As the program notes by Robert Kirzinger acknowledged, the other, more everyday meaning of “passion” was well represented in this work, and by the closing pages on the Georgian hymn “Thou Art a Vineyard” the music was animated by a kind of Song-of-Solomon like merging of spiritual and earthly ecstasy. The clouds of complex 21st-century harmony even parted here and there for moments of movie-score lushness.
But Agócs’s score remained unpredictable to the end, swinging between thoughtful violin solos to broad statements for the full orchestra to unison chants in the chorus. The composer seemed to pick up her texts and look at them from all angles, before closing the piece (and Saturday’s concert) resolutely on a crescendo chord for chorus and orchestra.
Between the two premieres, Rose placed two strong Hungarian reference points, Ligeti’s late Violin Concerto of 1992 and Bartók’s folksong-based 1926 work for female chorus and orchestra, Falun (Three Village Scenes).
Composing in 1990 and expanding the piece to five movements two years later, Ligeti seemed to fill his Violin Concerto with ideas from the many stages of his protean composing career: the folk influences that came through Bartók, the complex space-odyssey orchestral and choral textures of the 1960s, and the pattern music á la Reich that developed into the rhythmic polyphony of his Piano Etudes.
As the concerto opened with the soloist’s rapid, soft crossing of open strings punctuated by marked notes seemingly picked out of the air, one felt the presence of a veteran composer supremely confident of his effects and always ready to surprise.
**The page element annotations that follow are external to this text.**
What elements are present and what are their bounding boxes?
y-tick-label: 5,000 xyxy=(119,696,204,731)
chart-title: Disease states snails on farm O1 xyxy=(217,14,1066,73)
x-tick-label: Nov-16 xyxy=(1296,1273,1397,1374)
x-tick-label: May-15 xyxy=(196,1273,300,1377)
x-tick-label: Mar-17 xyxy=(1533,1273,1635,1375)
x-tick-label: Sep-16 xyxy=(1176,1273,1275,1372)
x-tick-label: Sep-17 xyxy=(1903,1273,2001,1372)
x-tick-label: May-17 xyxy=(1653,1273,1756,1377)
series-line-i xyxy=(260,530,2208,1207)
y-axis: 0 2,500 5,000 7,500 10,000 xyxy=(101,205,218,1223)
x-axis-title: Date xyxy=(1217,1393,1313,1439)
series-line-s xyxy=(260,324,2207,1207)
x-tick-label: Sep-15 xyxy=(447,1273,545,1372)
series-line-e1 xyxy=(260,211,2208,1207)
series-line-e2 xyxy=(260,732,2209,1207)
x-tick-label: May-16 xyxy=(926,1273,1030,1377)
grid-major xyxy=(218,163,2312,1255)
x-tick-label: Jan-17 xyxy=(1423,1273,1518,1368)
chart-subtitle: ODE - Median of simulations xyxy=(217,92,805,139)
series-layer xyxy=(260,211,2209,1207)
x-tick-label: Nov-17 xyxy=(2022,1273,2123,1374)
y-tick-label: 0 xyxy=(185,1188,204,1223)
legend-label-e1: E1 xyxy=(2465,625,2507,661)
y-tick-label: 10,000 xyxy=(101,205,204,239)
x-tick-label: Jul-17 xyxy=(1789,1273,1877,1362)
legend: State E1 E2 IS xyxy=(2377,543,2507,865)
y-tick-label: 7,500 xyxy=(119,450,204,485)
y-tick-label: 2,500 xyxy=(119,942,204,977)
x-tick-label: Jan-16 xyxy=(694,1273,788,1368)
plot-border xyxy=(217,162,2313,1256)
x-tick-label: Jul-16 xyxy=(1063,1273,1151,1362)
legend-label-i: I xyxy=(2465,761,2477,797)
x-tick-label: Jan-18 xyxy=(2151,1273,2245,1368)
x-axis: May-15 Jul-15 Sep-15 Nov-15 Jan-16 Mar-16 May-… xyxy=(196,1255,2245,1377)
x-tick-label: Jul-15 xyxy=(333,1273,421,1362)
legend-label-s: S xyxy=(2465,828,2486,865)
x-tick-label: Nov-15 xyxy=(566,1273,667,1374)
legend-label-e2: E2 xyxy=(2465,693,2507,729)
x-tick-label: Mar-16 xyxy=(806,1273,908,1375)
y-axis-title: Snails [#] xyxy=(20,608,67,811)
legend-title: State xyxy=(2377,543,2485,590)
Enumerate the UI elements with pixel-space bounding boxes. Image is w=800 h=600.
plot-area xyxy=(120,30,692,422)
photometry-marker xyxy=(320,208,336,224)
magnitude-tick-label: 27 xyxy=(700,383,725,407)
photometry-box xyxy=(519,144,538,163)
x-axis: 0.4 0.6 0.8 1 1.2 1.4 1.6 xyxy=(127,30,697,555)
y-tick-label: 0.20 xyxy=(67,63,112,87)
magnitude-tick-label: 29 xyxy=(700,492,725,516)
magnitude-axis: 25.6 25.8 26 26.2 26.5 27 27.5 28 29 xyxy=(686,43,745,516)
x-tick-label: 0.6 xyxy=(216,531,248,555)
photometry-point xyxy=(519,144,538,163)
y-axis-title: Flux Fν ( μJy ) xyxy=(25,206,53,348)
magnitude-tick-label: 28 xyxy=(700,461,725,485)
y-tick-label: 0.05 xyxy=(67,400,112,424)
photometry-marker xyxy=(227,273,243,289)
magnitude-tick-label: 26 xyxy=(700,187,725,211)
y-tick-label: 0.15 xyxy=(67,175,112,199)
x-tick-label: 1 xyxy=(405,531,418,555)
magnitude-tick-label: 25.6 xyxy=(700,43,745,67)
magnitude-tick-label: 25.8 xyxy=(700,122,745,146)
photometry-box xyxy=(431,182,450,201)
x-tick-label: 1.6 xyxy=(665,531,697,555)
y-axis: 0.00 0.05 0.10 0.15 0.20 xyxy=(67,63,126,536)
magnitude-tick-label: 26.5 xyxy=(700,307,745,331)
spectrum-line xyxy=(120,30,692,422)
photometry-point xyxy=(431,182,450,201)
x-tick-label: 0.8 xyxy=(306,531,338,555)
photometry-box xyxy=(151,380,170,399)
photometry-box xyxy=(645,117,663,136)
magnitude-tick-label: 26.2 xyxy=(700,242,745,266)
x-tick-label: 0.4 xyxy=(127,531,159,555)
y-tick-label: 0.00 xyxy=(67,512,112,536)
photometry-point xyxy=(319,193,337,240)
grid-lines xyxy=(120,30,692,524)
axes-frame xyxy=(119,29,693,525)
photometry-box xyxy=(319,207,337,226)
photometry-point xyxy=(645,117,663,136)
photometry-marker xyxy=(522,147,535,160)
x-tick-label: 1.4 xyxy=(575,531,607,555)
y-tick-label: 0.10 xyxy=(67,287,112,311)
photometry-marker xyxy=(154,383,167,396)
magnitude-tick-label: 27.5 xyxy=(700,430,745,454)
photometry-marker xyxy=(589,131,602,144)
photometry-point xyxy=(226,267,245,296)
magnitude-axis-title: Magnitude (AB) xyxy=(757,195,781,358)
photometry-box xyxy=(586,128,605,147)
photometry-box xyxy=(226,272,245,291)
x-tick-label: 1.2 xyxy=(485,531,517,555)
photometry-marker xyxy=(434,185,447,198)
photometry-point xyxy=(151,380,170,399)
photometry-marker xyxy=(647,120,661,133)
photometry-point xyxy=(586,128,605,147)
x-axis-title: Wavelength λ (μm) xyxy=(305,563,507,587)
The volatile first movement put soloist Gabriela Diaz through her paces with syncopated perpetual motion passages and others in light, fast staccato. She led the way in the second movement with a long, unaccompanied modal melody, which eventually wandered into a surreal orchestral landscape populated by ocarinas, clay flutes tuned to notes unknown in Western scales. An eventful middle section included robust double-stops and strummed chords for the soloist.
The brief third movement began with the soloist playing another rambling melody high on the instrument’s A string, but closed in a noisy pile-up of sharply plunging figures in the winds. The madness continued in the fourth movement, with its uncanny high shimmer at the start, followed by ear-splitting loud high chords, another invasion of the ocarina UFOs, and a sudden loud ending.
It was a relief to hear the soloist kick off the finale with some hot double-stopping and snatches of folk dance tunes. Throughout the movement, allusions to the more familiar Magyar madness of Liszt and Bartók alternated with sudden, shrill orchestral exclamations and blasts of brass.
Violinist Diaz was front and center for most of it, executing her part’s extreme demands with technical assurance and panache. To top it off, she performed a brilliant and imaginative cadenza composed by herself, which managed to sound perfectly idiomatic on the violin while reflecting back on some of the score’s wackier moments. A few thumps in the orchestra, Ligeti’s amusing take on the traditional concerto tutti ending, closed the work.
After the intermission, an eight-voice version of the Lorelei Ensemble shone in Bartók’s wonderfully exuberant and dissonant setting of three Slovak folk songs. Excitement and knowing irony mingled in their crisp, animated delivery of “Wedding,” sadness tinged the tender solos and haunting modal harmonies of “Lullaby,” and “Lad’s Dance” swung madly with brassy syncopations, then got into that Hungarian slow-fast thing, and generally turned impudence into an art form.
Composers Karosi and Agócs were on hand to celebrate their premieres and take bows. Lorelei Ensemble founder and artistic director Beth Willer was called to the stage twice to acknowledge her having brought the chorus to such a high level for this performance.
Conductor Rose, as is his wont, gave a modest nod or two to the audience. If you would hear his monument, listen around you.